ROME, Oct 18 (Reuters) - Giorgia Meloni, expected to be named Italian prime minister this month, plans to increase government borrowing to soften the impact of sky-high energy prices, two sources close to the matter told Reuters.

Meloni, whose Brothers of Italy party led a right-wing alliance to victory at a Sept. 25 election, has said the energy crisis will be the first test for her government.

Hit by soaring electricity and gas bills and record high consumer prices, Italy is already in the early stages of a recession, with the Treasury forecasting three straight quarters of economic contraction.

Outgoing Prime Minister Mario Draghi has already set aside 66 billion euros ($64.92 billion) this year for tax breaks and subsidies to help energy-intensive firms and poor households.

Despite this, Treasury figures published last month showed the budget deficit is on track to come in well below targeted thanks to surging value added tax revenues and excise duties, meaning Meloni has some budget leeway to play with.

Asking not to named due to the sensitivity of the matter, the sources said Meloni would use this to the full by reinstating deficit targets set by Draghi in April.
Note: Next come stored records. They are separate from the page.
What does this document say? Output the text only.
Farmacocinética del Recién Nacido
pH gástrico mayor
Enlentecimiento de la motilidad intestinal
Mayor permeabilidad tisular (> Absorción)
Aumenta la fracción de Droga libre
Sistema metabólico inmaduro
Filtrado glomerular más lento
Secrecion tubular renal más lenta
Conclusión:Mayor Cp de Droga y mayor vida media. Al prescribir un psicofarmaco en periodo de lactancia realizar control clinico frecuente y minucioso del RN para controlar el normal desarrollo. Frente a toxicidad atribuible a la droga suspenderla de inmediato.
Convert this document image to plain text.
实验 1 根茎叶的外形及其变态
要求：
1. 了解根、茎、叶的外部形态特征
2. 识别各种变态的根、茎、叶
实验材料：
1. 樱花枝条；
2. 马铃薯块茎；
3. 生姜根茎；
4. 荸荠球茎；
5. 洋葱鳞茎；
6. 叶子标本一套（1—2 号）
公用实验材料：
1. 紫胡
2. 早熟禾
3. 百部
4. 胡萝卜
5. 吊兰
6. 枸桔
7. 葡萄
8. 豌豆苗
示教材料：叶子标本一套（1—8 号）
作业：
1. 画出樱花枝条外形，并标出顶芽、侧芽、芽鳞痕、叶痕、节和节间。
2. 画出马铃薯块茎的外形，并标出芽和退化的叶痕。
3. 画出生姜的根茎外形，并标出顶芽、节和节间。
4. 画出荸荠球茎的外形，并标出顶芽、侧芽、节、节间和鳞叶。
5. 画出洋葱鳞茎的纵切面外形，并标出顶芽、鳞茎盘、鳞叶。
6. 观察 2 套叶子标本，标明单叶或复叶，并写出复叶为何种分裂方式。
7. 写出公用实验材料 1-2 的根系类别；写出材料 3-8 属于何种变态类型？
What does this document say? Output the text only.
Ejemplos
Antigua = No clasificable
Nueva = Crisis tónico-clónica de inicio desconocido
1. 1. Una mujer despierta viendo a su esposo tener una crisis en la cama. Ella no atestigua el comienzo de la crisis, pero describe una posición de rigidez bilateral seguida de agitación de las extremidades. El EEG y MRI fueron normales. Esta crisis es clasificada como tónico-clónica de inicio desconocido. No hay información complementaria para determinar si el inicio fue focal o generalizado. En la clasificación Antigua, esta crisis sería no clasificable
Meloni's spokesperson declined to comment. In an interview with Reuters on Aug. 25, Meloni said she would respect European Union budget rules and not blow a hole in the country's finances.

Draghi's most recent aid measures are due to expire in November, and just extending them for another month would cost 4.7 billion euros, the Treasury had said.

Under an unchanged policy scenario set out in September, the Treasury sees the fiscal gap at 5.1% of gross domestic output (GDP) in 2022, sharply down from the April target of 5.6%, while the forecast for 2023 is cut to 3.4% from 3.9%.

Restoring the previous targets gives Meloni budget leeway of around 0.5% of GDP or around 10 billion euros both this year and next, the sources said.

Senior Meloni aides in the running for prominent cabinet posts have already started talks with Treasury officials to draft the new relief measures, one of the sources said.

Meanwhile, European Union countries are at odds over how to tackle the energy crisis, ahead of a key summit of their national leaders on Thursday and Friday.